Marco Doria assomiglia non solo fisicamente a suo padre, Giorgio, che era serio, sobrio, freddo, cosciente di avere fatto salire uno dei nomi e dei quarti di nobiltà più mitici nella storia genovese sul carro di san Francesco, rinunciando a diventare un grande possidente, l’amministratore di beni e proprietà secolari, mantenendo solo quello splendido palazzo in via Garibaldi 6, la strada dei re.
Ma oggi il mondo è diverso, la politica è un’altra cosa e il transatlantico dei Doria è uscito di nuovo in mare aperto, anche molto inatteso. Si può dire che la sfida lanciata, e anche spiegata in una lunga intervista sempre a “Il Secolo XIX”, è frontale e rispettosa.
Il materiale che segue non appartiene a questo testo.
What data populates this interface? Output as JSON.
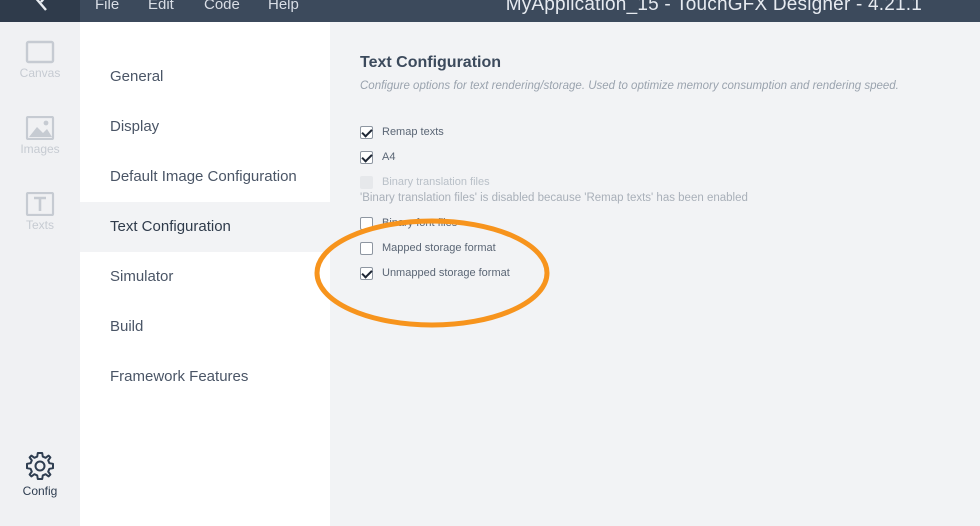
{
  "menubar": {
    "menus": [
      "File",
      "Edit",
      "Code",
      "Help"
    ],
    "app_title": "MyApplication_15 - TouchGFX Designer - 4.21.1"
  },
  "rail": {
    "items": [
      {
        "label": "Canvas",
        "icon": "canvas-icon"
      },
      {
        "label": "Images",
        "icon": "images-icon"
      },
      {
        "label": "Texts",
        "icon": "texts-icon"
      },
      {
        "label": "Config",
        "icon": "gear-icon"
      }
    ]
  },
  "nav": {
    "items": [
      {
        "label": "General"
      },
      {
        "label": "Display"
      },
      {
        "label": "Default Image Configuration"
      },
      {
        "label": "Text Configuration"
      },
      {
        "label": "Simulator"
      },
      {
        "label": "Build"
      },
      {
        "label": "Framework Features"
      }
    ],
    "active": "Text Configuration"
  },
  "content": {
    "title": "Text Configuration",
    "description": "Configure options for text rendering/storage. Used to optimize memory consumption and rendering speed.",
    "options": [
      {
        "label": "Remap texts",
        "checked": true,
        "enabled": true
      },
      {
        "label": "A4",
        "checked": true,
        "enabled": true
      },
      {
        "label": "Binary translation files",
        "checked": false,
        "enabled": false
      },
      {
        "label": "Binary font files",
        "checked": false,
        "enabled": true
      },
      {
        "label": "Mapped storage format",
        "checked": false,
        "enabled": true
      },
      {
        "label": "Unmapped storage format",
        "checked": true,
        "enabled": true
      }
    ],
    "disabled_note": "'Binary translation files' is disabled because 'Remap texts' has been enabled"
  },
  "colors": {
    "topbar": "#3c4a5c",
    "annotation": "#f7941d"
  }
}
Frontale perchè attacca la tradizione continua e un po’ piatta della sinistra genovese, incarnata dalla Vincenzi e dalla Pinotti, figlie di diverse generazioni della stessa matrice politica, ma cresciute nello stesso brodo politico del Ponente genovese, da Sampierdarena a Voltri con dentro la valle ex operaia del Polcevera, l’enclave dove il Pci -Pds – Ds e oggi in parte anche il Pd, ha conquistato il suo consenso permanente vittorioso: le fabbriche, il porto, o meglio i porti.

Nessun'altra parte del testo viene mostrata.